A moça que perdeu a identidade

A tal identidade que passamos a carregar no bolso tem vários matizes.

Tanto pode ser a identificação de quem somos assim como o tal documento obrigatório de uso a qualquer cidadão. E quem na verdade somos?

Um indivíduo inserido numa comunidade? Ou qualquer que não dispõe de nenhuma identidade?

Pensando desta maneira uma pessoa, morador de rua, que não porta nenhum documento, preso por estar assim, desprovido de tudo, um nada, um zero a esquerda, deveria ser considerado um pária social? Ou um cidadão qualquer. A quem a sorte virou a cara. E perambula pelas ruas a cata de migalhas?

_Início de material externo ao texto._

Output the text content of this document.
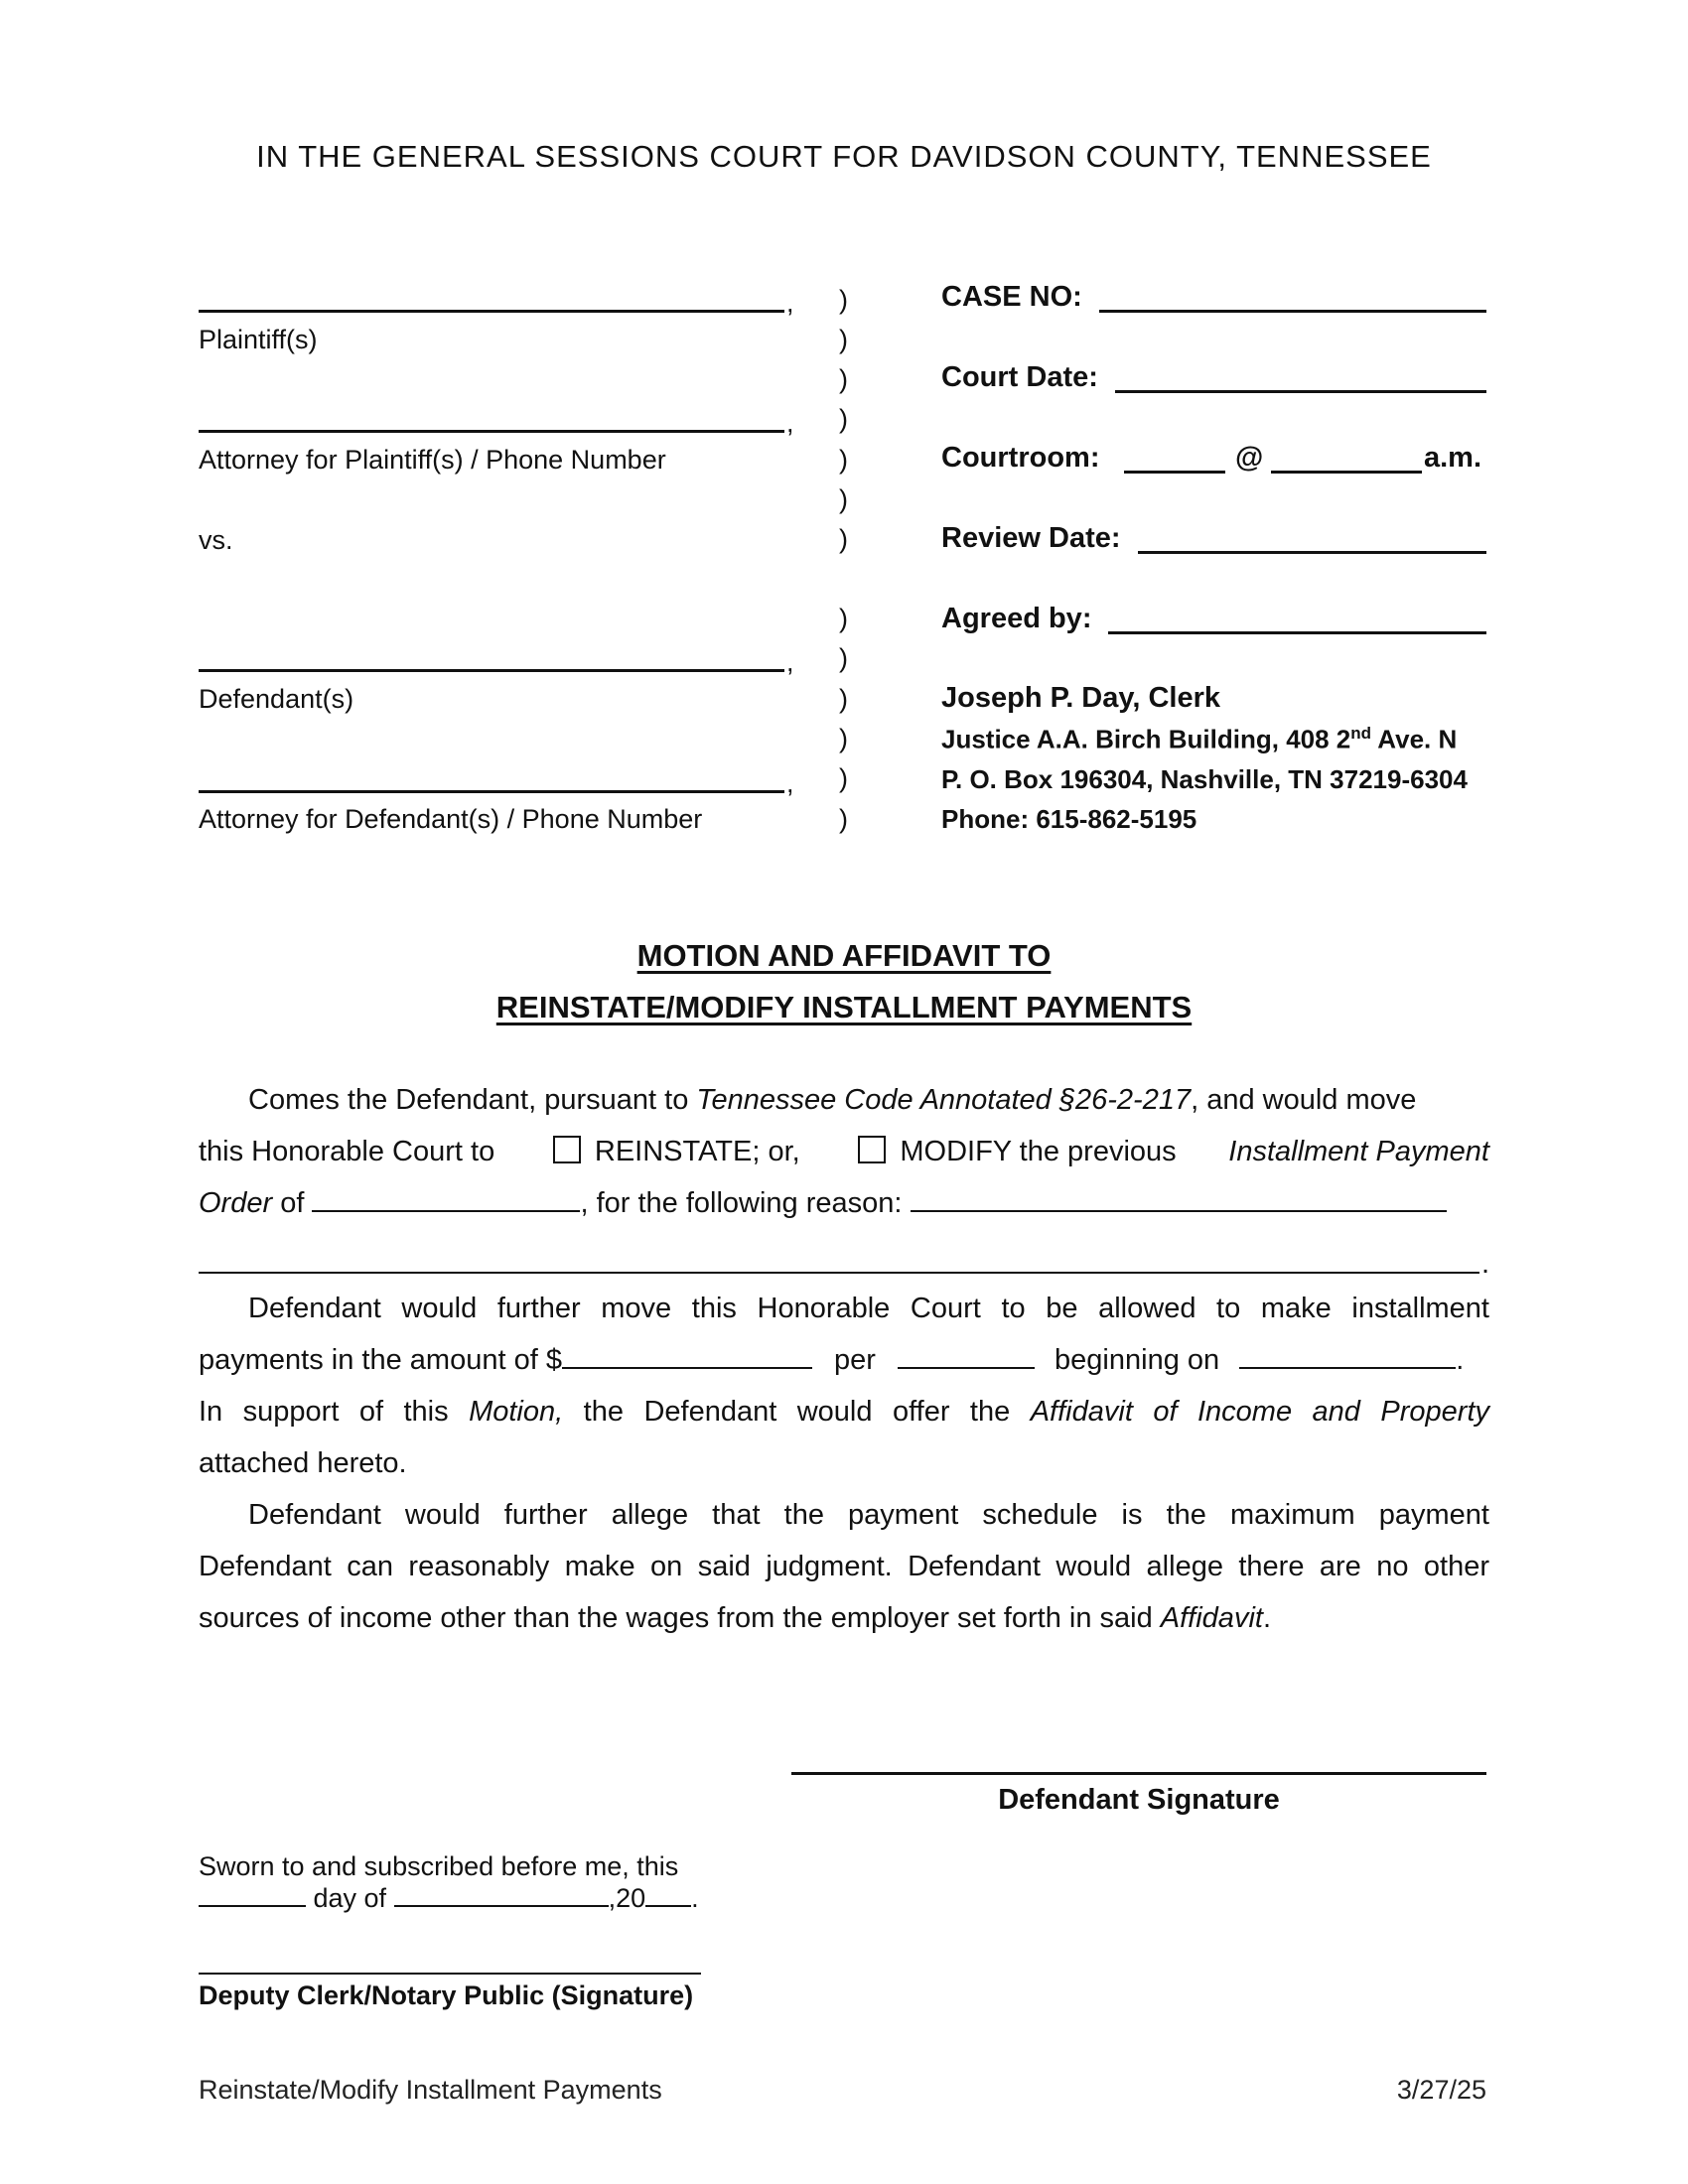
IN THE GENERAL SESSIONS COURT FOR DAVIDSON COUNTY, TENNESSEE
,
Plaintiff(s)
,
Attorney for Plaintiff(s) / Phone Number
vs.
,
Defendant(s)
,
Attorney for Defendant(s) / Phone Number
)
)
)
)
)
)
)
)
)
)
)
)
)
CASE NO:
Court Date:
Courtroom:	@	a.m.
Review Date:
Agreed by:
Joseph P. Day, Clerk
Justice A.A. Birch Building, 408 2nd Ave. N
P. O. Box 196304, Nashville, TN 37219-6304
Phone: 615-862-5195
MOTION AND AFFIDAVIT TO
REINSTATE/MODIFY INSTALLMENT PAYMENTS
Comes the Defendant, pursuant to Tennessee Code Annotated §26-2-217, and would move
this Honorable Court to	REINSTATE; or,	MODIFY the previous Installment Payment
Order of	, for the following reason:
.
Defendant would further move this Honorable Court to be allowed to make installment
payments in the amount of $	per	beginning on	.
In support of this Motion, the Defendant would offer the Affidavit of Income and Property
attached hereto.
Defendant would further allege that the payment schedule is the maximum payment
Defendant can reasonably make on said judgment. Defendant would allege there are no other
sources of income other than the wages from the employer set forth in said Affidavit.
Defendant Signature
Sworn to and subscribed before me, this
day of	,20 .
Deputy Clerk/Notary Public (Signature)
Reinstate/Modify Installment Payments	3/27/25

Infelizmente esta é a realidade nua e crua. Um dia destes, a caminho para o consultório, era cedo ainda, ao passar por um restaurante deparei-me com um homem estendido no passeio. Todos pulavam sobre ele. Parece que era um cachorro morto.

Tentei acordá-lo. Percebi que ele estava embriagado. Semimorto o pobre coitado. Não tive sucesso na minha intenção de restitui-lo a vida. E que vida era aquela?

Era mais um sem lenço ou documento. E não era sob um sol de quase dezembro.

A tal identidade faz falta. No entanto ela não é capaz de devolver-nos a condição de cidadãos.  Principalmente quem nasce aqui. Neste país continental que privilegia os mais afortunados em detrimento dos que nada têm. A desigualdade social é tão aviltante que nos machuca a sensibilidade. Que dentro de mim brota como água cristalina que emerge nas fontes.

Conheço esta moça desde quando aqui cheguei. E faz tempo que isso aconteceu.

Seu nome era Mariela. Ou talvez seja Manuela? Tenho dúvidas.

Ela se decidiu pela profissão de enfermagem. Amava tratar as pessoas. Com a mesma carinha boa com que a conheci.

Naqueles anos bons ela trabalhava no mesmo hospital onde comecei a vida de médico. Quase todos os dias nos encontrávamos nos corredores do mesmo hospital.

E o tempo passou. Os anos deixaram rastros. Envelheci.

Ainda na ativa, um dia destes, passei pelo mesmo hospital. Em visita a um aparentado.

Foi quando me encontrei com ela. Mariela, ou Manuela, estava irreconhecível.

Olheiras profundas marcavam-lhe o semblante exaurido pelos anos. Os cabelos brancos como neve. Ela usava máscara.

Durante o nosso curto colóquio pedi-lhe que retirasse a máscara. Ela assim o fez.

Falamos de tudo um pouco. Da vida que levávamos.

Do trabalho exaustivo nestes tempos de pandemia. Manuela mal tinha tempo de voltar a casa. Ela trabalhava no centro de tratamento intensivo cuidando dos pacientes afetados pelo coronavirus.

Mal tinha tempo de pensar nela mesma. Vaidosa, deixou os cabelos embranquecerem prematuramente. Não mais tinha tempo para cuidar da sua beleza extinta. E ela não era tão velha assim.

A marca da máscara se deixava ver em sua face desgastada pelo tempo. Um roxo evidente passeava pela sua face com sinais evidentes de cansaço. E Manuela, ou seria Mariela, não se queixava da vida. Era feliz mesmo assim.

Foi quando tentei dirimir a dúvida que me assaltava. Seria mesmo Manuela? Ou teria trocado de nome?

Foi quando ela me disse: “meu nome em verdade é Manuela. Acontece que, com o tempo, acabei perdendo a minha identidade. De tanto trabalho nem tempo tenho de pensar em mim”.

Dali saí pensando nas operosas enfermeiras que se dedicam de corpo e alma a cuidar dos enfermos. Elas de fato perdem a identidade. Mas nunca irão perder o respeito que elas inspiram.